In a significant effort to camouflage their malicious activities and evade detection, hosting firms in China and Russia are increasingly routing their operations through major U.S. cloud providers. This trend has been highlighted by recent research on a Chinese content delivery network named “Funnull,” which is linked to Chinese organized crime groups and engages in a variety of illicit activities such as hosting fake trading apps, pig butchering scams, gambling websites, and retail phishing pages through major cloud platforms like Amazon AWS and Microsoft Azure.
The issue of “Funnull” came to light when the security firm Silent Push published an analysis in October 2024, detailing how this Chinese network was utilizing services from Amazon and Microsoft to carry out its operations. Notably, Funnull gained attention after acquiring the domain name “polyfill[.]io” and conducting a supply-chain attack on legitimate domains linked to this popular open-source code library. The network was found to host gambling sites associated with the Suncity Group, a Chinese entity known for laundering funds for criminal organizations.
Suncity’s CEO had previously been sentenced to 18 years in prison for various offenses, including illegal gambling and collaborating with organized crime syndicates. The use of gambling sites by Funnull is suspected to be part of money laundering schemes, exploiting top casino brands to disguise illicit activities. The presence of these sites may also be aiding Chinese online gamblers in bypassing the country’s strict regulations on gambling.
Silent Push’s Zach Edwards highlighted the concept of “infrastructure laundering,” where cybercriminals route their malicious traffic through reputable U.S. cloud providers to evade detection. This practice poses challenges for security experts as blocking entire cloud providers is not feasible due to the sheer volume of legitimate domains hosted on these platforms.
Major cloud providers like Amazon and Microsoft, when alerted to abusive activities, take swift action to suspend accounts linked to such operations. However, the perpetrators often employ tactics like using compromised accounts or stolen data to continue their illicit activities, making it difficult to eradicate the problem completely.
The issue of malicious traffic being funneled through U.S. cloud providers is not new, with previous instances like the Stark Industries Solutions network being used as a proxy for cyberattacks and disinformation campaigns.

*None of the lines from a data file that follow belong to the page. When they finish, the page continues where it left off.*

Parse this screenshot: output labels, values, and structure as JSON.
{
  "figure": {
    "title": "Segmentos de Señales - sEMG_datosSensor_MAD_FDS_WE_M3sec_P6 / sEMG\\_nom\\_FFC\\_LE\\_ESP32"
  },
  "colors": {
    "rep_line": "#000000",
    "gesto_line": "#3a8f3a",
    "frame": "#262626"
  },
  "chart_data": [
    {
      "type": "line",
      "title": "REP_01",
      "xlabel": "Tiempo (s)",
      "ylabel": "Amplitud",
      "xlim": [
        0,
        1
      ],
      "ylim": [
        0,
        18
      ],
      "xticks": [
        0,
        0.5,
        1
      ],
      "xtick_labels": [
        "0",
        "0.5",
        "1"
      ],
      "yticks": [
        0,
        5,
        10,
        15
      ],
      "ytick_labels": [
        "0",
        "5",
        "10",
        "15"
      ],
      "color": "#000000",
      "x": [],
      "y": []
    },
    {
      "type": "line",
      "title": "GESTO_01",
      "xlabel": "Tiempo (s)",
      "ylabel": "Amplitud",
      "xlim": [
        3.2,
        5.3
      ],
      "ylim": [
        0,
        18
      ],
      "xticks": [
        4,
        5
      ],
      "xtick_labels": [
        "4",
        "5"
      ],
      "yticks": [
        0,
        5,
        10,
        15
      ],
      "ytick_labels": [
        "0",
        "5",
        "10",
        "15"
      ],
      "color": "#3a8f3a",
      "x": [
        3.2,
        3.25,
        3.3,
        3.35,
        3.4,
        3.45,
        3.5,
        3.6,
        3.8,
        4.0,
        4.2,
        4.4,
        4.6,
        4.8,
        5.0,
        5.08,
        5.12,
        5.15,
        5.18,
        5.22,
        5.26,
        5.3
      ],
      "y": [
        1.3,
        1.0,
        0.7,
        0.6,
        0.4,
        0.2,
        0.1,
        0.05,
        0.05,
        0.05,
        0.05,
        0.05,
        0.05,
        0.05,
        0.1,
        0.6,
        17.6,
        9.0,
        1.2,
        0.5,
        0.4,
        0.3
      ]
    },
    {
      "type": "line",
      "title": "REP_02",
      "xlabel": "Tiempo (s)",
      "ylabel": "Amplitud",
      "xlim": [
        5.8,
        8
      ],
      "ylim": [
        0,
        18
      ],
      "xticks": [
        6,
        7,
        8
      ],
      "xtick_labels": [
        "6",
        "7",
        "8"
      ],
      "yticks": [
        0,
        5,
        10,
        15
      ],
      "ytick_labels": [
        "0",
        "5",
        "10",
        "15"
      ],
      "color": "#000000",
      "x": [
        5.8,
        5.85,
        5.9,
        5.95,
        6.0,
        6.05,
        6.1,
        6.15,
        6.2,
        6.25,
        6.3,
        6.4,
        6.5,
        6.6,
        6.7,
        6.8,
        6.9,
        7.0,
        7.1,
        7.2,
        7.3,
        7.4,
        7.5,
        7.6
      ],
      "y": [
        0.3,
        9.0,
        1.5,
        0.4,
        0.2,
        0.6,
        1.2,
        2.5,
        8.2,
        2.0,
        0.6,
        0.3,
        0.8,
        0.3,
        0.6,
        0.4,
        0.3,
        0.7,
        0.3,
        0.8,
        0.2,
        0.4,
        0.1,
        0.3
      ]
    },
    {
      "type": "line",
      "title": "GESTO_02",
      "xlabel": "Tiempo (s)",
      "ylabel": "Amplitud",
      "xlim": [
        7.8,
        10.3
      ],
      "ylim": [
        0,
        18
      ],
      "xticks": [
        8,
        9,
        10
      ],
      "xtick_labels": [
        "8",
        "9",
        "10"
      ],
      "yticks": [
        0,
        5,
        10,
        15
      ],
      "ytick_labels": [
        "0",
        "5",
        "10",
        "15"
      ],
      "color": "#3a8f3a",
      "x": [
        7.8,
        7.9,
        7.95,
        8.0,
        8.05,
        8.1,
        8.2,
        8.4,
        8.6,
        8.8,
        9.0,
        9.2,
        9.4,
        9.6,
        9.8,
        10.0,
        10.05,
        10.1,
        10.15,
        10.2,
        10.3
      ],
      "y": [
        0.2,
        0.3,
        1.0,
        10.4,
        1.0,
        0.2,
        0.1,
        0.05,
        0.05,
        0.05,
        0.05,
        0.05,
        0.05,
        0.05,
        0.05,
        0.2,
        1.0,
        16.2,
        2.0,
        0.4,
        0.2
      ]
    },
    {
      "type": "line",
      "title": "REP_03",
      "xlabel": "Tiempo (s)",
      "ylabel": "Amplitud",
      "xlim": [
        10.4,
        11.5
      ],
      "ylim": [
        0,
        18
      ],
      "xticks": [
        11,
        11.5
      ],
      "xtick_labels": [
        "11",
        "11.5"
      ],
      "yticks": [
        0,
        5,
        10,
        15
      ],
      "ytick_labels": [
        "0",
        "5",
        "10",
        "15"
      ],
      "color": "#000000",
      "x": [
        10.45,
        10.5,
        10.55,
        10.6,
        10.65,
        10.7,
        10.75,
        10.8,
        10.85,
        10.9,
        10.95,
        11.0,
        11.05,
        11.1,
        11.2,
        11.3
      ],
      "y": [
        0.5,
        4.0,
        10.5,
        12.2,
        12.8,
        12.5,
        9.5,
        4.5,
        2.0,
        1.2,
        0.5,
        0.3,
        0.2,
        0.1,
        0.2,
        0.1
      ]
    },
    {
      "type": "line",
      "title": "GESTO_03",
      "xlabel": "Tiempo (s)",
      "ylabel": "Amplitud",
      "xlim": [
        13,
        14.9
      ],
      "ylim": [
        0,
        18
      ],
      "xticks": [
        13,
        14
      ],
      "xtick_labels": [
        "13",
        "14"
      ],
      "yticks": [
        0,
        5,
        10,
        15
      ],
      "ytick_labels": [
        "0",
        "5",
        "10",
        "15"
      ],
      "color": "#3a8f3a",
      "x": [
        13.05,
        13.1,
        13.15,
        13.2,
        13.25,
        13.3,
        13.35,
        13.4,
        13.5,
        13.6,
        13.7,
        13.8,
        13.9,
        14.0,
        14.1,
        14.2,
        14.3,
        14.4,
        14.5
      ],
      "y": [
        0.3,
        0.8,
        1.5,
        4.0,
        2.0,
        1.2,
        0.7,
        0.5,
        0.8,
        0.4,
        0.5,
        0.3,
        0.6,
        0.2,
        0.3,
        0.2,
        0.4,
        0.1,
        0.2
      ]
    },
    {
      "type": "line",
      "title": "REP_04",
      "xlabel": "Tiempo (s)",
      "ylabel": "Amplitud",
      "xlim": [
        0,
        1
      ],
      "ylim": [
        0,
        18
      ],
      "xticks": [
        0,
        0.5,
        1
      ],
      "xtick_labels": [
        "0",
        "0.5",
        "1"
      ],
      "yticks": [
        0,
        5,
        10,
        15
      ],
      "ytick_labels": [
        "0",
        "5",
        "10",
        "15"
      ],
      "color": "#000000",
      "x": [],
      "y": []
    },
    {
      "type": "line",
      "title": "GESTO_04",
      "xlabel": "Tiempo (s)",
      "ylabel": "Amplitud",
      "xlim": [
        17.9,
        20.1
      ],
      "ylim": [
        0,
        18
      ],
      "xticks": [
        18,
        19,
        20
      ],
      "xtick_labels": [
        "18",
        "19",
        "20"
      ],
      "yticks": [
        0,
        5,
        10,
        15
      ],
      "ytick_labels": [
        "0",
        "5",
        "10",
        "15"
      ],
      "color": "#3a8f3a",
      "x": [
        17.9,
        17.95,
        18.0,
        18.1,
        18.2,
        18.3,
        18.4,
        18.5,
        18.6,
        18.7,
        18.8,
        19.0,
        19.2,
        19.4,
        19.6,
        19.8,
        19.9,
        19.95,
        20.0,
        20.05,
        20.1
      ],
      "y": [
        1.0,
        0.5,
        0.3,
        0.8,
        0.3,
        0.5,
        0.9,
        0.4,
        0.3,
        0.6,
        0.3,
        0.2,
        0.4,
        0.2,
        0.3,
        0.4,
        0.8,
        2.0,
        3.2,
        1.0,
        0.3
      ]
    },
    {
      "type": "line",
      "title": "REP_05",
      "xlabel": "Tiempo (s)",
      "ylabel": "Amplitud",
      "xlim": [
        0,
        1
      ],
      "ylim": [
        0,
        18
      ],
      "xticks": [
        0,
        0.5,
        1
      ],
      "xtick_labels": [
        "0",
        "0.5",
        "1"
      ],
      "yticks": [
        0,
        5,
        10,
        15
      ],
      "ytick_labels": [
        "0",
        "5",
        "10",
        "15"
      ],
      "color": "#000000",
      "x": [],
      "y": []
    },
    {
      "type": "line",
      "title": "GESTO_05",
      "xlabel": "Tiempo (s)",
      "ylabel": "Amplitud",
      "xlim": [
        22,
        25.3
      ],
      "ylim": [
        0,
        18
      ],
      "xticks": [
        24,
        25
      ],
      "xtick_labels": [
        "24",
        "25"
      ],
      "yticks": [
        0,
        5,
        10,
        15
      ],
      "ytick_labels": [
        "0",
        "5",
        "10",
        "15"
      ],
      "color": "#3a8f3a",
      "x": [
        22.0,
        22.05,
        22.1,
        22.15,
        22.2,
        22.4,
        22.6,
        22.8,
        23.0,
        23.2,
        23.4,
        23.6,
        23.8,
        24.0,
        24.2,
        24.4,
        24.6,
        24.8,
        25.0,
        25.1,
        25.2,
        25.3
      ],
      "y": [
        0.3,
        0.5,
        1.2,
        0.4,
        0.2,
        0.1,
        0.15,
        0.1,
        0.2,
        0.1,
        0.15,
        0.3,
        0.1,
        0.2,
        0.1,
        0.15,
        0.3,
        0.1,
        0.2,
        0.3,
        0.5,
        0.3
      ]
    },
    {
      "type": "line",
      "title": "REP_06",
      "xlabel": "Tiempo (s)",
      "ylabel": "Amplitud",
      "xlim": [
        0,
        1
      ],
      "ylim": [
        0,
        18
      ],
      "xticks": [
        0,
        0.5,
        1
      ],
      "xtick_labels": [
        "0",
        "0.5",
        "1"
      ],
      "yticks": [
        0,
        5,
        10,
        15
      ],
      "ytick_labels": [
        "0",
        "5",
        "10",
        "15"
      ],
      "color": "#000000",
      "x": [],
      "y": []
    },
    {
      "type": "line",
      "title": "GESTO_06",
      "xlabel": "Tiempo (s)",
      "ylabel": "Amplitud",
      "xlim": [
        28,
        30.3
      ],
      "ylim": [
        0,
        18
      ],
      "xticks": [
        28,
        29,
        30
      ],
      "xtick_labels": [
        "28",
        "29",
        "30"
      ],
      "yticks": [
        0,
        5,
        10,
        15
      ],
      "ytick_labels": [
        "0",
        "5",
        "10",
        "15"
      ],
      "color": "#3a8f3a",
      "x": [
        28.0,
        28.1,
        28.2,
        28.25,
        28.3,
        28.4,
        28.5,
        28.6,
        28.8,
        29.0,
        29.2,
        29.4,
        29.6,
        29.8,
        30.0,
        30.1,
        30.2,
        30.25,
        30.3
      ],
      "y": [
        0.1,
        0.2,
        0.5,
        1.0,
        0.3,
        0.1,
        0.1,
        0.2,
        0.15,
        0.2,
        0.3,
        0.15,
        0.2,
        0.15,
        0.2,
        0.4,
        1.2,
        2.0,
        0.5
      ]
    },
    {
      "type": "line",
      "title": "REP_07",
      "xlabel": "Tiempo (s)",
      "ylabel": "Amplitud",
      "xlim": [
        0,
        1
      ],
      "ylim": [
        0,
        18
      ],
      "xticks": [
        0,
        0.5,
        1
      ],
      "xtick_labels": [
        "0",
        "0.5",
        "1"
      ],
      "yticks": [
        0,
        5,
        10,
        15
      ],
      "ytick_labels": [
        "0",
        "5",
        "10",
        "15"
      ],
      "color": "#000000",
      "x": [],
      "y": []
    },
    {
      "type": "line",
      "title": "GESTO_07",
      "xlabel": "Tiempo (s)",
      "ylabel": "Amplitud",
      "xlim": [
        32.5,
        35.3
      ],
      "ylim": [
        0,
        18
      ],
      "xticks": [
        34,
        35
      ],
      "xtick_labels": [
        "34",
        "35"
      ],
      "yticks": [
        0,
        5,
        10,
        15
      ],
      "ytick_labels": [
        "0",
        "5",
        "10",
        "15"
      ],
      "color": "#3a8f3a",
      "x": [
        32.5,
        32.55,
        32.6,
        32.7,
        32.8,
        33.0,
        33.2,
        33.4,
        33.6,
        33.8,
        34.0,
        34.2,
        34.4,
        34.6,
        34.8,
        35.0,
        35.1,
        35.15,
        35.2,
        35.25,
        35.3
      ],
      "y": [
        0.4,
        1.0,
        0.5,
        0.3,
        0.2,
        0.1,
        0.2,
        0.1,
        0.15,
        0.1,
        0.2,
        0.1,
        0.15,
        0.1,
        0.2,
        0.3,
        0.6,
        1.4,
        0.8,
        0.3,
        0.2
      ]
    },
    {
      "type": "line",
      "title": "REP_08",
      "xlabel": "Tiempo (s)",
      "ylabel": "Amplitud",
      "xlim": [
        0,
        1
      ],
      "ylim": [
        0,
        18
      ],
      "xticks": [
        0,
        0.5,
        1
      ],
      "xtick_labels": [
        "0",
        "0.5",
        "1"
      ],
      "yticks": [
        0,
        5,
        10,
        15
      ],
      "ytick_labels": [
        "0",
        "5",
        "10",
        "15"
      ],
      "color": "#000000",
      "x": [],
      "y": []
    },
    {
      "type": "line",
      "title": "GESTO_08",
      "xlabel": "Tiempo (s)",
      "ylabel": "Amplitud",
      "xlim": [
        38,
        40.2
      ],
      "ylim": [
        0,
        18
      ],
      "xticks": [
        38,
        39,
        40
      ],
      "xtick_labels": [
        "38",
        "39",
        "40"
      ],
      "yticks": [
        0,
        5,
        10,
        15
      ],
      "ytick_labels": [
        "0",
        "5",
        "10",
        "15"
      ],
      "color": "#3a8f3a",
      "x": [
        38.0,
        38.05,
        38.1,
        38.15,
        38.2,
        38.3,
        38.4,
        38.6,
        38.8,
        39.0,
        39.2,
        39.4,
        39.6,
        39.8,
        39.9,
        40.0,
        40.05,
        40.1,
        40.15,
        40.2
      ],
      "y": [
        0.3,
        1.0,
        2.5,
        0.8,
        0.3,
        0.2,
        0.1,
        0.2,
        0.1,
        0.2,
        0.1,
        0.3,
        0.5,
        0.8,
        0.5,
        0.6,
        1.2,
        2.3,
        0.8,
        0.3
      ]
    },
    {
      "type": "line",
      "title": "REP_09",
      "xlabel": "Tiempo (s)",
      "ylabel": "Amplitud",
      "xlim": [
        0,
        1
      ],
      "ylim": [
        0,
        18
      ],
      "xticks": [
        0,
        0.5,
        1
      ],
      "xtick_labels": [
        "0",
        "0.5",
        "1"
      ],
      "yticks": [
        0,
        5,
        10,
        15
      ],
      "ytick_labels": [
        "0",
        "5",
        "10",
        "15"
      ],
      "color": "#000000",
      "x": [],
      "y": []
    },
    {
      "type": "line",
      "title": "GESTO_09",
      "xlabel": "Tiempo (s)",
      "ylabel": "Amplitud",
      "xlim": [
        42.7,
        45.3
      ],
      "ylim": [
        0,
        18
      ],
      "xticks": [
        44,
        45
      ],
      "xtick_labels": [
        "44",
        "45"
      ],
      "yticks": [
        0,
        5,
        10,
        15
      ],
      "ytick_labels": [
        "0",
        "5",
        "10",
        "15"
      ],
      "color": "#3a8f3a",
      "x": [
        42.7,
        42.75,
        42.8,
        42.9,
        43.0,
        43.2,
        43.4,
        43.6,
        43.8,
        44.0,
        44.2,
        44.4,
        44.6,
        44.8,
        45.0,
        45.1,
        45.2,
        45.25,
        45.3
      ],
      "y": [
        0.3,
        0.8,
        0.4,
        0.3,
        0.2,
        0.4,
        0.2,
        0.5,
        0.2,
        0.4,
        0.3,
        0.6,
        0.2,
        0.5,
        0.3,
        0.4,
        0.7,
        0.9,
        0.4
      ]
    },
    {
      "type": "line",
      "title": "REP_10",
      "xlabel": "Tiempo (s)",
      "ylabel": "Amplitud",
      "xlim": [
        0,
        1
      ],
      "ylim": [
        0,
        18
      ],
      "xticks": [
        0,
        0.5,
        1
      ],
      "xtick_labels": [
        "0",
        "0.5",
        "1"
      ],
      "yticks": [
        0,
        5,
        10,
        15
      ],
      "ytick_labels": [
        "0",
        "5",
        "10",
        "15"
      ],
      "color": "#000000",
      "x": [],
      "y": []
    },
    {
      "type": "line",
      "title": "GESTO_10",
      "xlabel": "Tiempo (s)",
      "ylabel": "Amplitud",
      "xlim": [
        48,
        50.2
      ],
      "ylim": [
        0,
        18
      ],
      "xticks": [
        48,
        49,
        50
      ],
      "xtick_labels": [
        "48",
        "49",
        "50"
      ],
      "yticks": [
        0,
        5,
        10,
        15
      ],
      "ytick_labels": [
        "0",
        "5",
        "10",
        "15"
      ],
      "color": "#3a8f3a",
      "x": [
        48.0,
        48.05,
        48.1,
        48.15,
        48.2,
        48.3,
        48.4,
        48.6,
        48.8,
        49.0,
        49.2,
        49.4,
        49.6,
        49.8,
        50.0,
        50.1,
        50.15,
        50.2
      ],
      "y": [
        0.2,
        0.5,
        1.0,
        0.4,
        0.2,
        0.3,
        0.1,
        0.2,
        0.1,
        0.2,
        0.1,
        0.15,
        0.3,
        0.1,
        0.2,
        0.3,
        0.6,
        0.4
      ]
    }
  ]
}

Groups like NoName057(16) have leveraged cloud providers to launch DDoS attacks against targets perceived as adversarial to their interests.
Efforts are being made by regulatory bodies like the U.S. Department of Commerce to impose stricter regulations on cloud providers to curb illicit activities. Proposed rules would require providers to implement customer identification programs to verify the legitimacy of their clients, especially in cases involving foreign entities with suspicious transactions.
The evolving landscape of cybercrime and the growing use of reputable cloud providers for illicit activities present a complex challenge for law enforcement and security agencies. As cybercriminals adapt their tactics to advance through the cloud infrastructure, collaborative efforts between governments, regulatory bodies, and technology companies are essential to combat this ongoing threat effectively.